Mr. Biden and his team hoped that the developments over the weekend could give all three major actors enough to claim victory and walk away. Iran could claim vindication for taking aggressive action in response to the Israeli strike that killed some of its top military officers. Israel showed the world that its military is too formidable to challenge and that Iran is impotent against it. And the United States kept the region from erupting for another day.

It may not work out that way, however. Rather than pocketing the win, such as it was, Israeli officials said on Monday that they would respond — without saying when or exactly how — and Mr. Biden’s advisers were bracing to see what that might entail.
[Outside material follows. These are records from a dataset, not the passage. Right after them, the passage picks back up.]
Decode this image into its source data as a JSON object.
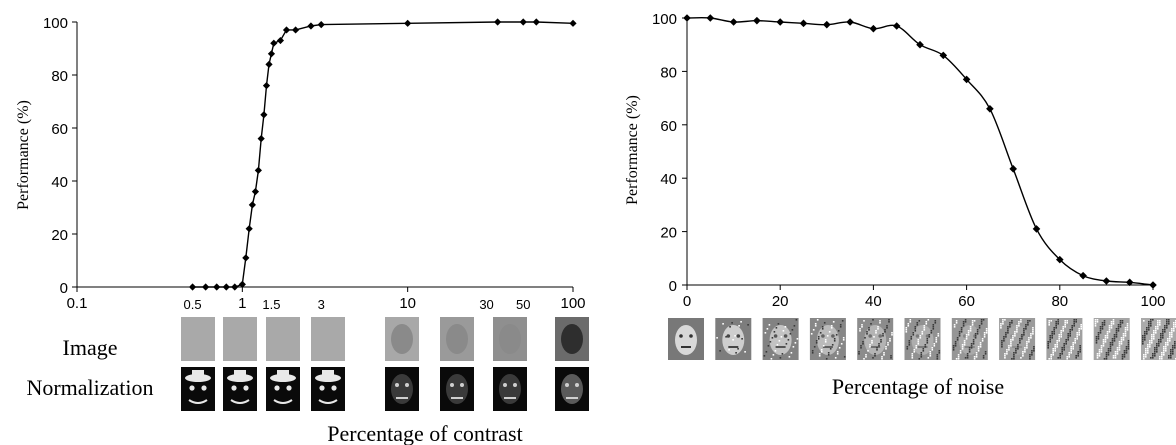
{
  "chart_data": [
    {
      "type": "line",
      "xscale": "log",
      "xlim": [
        0.1,
        100
      ],
      "ylim": [
        0,
        100
      ],
      "ylabel": "Performance (%)",
      "xlabel": "Percentage of contrast",
      "xticks": [
        0.1,
        1,
        10,
        100
      ],
      "xtick_labels": [
        "0.1",
        "1",
        "10",
        "100"
      ],
      "xticks_small": [
        0.5,
        1.5,
        3,
        30,
        50
      ],
      "xtick_small_labels": [
        "0.5",
        "1.5",
        "3",
        "30",
        "50"
      ],
      "yticks": [
        0,
        20,
        40,
        60,
        80,
        100
      ],
      "ytick_labels": [
        "0",
        "20",
        "40",
        "60",
        "80",
        "100"
      ],
      "grid": false,
      "series": [
        {
          "marker": "diamond",
          "color": "#000000",
          "points": [
            [
              0.5,
              0
            ],
            [
              0.6,
              0
            ],
            [
              0.7,
              0
            ],
            [
              0.8,
              0
            ],
            [
              0.9,
              0
            ],
            [
              1.0,
              1
            ],
            [
              1.05,
              11
            ],
            [
              1.1,
              22
            ],
            [
              1.15,
              31
            ],
            [
              1.2,
              36
            ],
            [
              1.25,
              44
            ],
            [
              1.3,
              56
            ],
            [
              1.35,
              65
            ],
            [
              1.4,
              76
            ],
            [
              1.45,
              84
            ],
            [
              1.5,
              88
            ],
            [
              1.55,
              92
            ],
            [
              1.7,
              93
            ],
            [
              1.85,
              97
            ],
            [
              2.1,
              97
            ],
            [
              2.6,
              98.5
            ],
            [
              3.0,
              99
            ],
            [
              10,
              99.5
            ],
            [
              35,
              100
            ],
            [
              50,
              100
            ],
            [
              60,
              100
            ],
            [
              100,
              99.5
            ]
          ]
        }
      ],
      "image_rows": {
        "image_label": "Image",
        "normalization_label": "Normalization",
        "contrast_levels": [
          0.5,
          1,
          1.5,
          3,
          10,
          30,
          50,
          100
        ]
      }
    },
    {
      "type": "line",
      "xlim": [
        0,
        100
      ],
      "ylim": [
        0,
        100
      ],
      "ylabel": "Performance (%)",
      "xlabel": "Percentage of noise",
      "xticks": [
        0,
        20,
        40,
        60,
        80,
        100
      ],
      "xtick_labels": [
        "0",
        "20",
        "40",
        "60",
        "80",
        "100"
      ],
      "yticks": [
        0,
        20,
        40,
        60,
        80,
        100
      ],
      "ytick_labels": [
        "0",
        "20",
        "40",
        "60",
        "80",
        "100"
      ],
      "grid": false,
      "series": [
        {
          "marker": "diamond",
          "color": "#000000",
          "points": [
            [
              0,
              100
            ],
            [
              5,
              100
            ],
            [
              10,
              98.5
            ],
            [
              15,
              99
            ],
            [
              20,
              98.5
            ],
            [
              25,
              98
            ],
            [
              30,
              97.5
            ],
            [
              35,
              98.5
            ],
            [
              40,
              96
            ],
            [
              45,
              97
            ],
            [
              50,
              90
            ],
            [
              55,
              86
            ],
            [
              60,
              77
            ],
            [
              65,
              66
            ],
            [
              70,
              43.5
            ],
            [
              75,
              21
            ],
            [
              80,
              9.5
            ],
            [
              85,
              3.5
            ],
            [
              90,
              1.5
            ],
            [
              95,
              1
            ],
            [
              100,
              0
            ]
          ]
        }
      ],
      "image_rows": {
        "noise_levels": [
          0,
          10,
          20,
          30,
          40,
          50,
          60,
          70,
          80,
          90,
          100
        ]
      }
    }
  ]
}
A less-visible cyberattack or a pointed but limited military action might satisfy Israel’s desire to re-establish deterrence without provoking Iran into firing back again. A more extensive and in-their-face attack on Iranian soil, on the other hand, could prompt Tehran to mount a counterattack, and suddenly the conflict could explode into a sustained and increasingly dangerous war.

“This weekend we saw Biden at his best,” said Laura Blumenfeld, a Middle East analyst at the Johns Hopkins School for Advanced International Studies and a former State Department policy adviser. “The U.S.-led aerial display with European and Arab regional partners played like an action movie trailer for a new Middle East air defense alliance.”